I'm trying to understand the behavior of the uop-cache (DSB in intel docs) on my Haswell chip. I'm basing myself on the Intel optimization manual and the Agner pdfs.
I've found a set of cases where the frontend reliably falls back to the MITE decoder depending on slight changes in the code that leaves me confused.

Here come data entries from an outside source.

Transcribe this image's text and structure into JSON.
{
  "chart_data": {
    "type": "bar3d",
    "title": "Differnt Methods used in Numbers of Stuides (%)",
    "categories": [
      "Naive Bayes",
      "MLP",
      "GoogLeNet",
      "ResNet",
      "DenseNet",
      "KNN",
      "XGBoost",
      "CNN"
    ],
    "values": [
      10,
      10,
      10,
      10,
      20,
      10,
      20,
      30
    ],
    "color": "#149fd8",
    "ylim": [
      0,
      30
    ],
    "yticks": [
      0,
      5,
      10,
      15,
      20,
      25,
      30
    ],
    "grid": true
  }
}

An example of that looks like this (in gnu as -msyntax=intel
) :
mov rax, 100000000
.align 64
1:
// DSB-cacheable nops to
// overflow LSD
.fill 12, 1, 0x90
.align 32
.fill 12, 1, 0x90
.align 32
.fill 12, 1, 0x90
.align 32
.fill 12, 1, 0x90
.align 32
// this first block should fill up way 1 of our uop-cache set
add ecx, ecx
nop
nop
nop
add ecx, ecx
add ecx, ecx
// way 2
add ecx, ecx
add ecx, ecx
add ecx, ecx
nop
add ecx, ecx
add ecx, ecx
// way 3
or ecx, ecx
or ecx, ecx // <---- an example of offending instruction
or ecx, ecx
or ecx, ecx
or ecx, ecx
or ecx, ecx // <---- this one as well
// next uop set
dec rax
jnz 1b
Obviously it is a nonsensical example. I generally include it as part of a loop containing enough other 32-bytes blocks to overflow the LSD to make things simpler but it's not required AFAICT. For similar reasons I made this block exactly 32 bytes to rule out anything related to dangling instructions.
I measure the usage of DSB vs MITE using the two corresponding perf counters (IDQ.MITE_UOPS and IDQ.DSB_UOPS).
As it is written this 32-byte block will be cached in the DSB, however changing one of the marked or ecx, ecx
into an add ecx, ecx
is enough to trigger the legacy decoder.
This is surprising to me because both instructions have the same size and both generate 1 uop.
In fact, playing around with similar examples, the only common point I found between instructions that do or do not trigger different caching behavior is whether or not they would macro-fuse with branches if there was any.
I can't find a description of this (or any related) behavior anywhere, is there something I'm missing?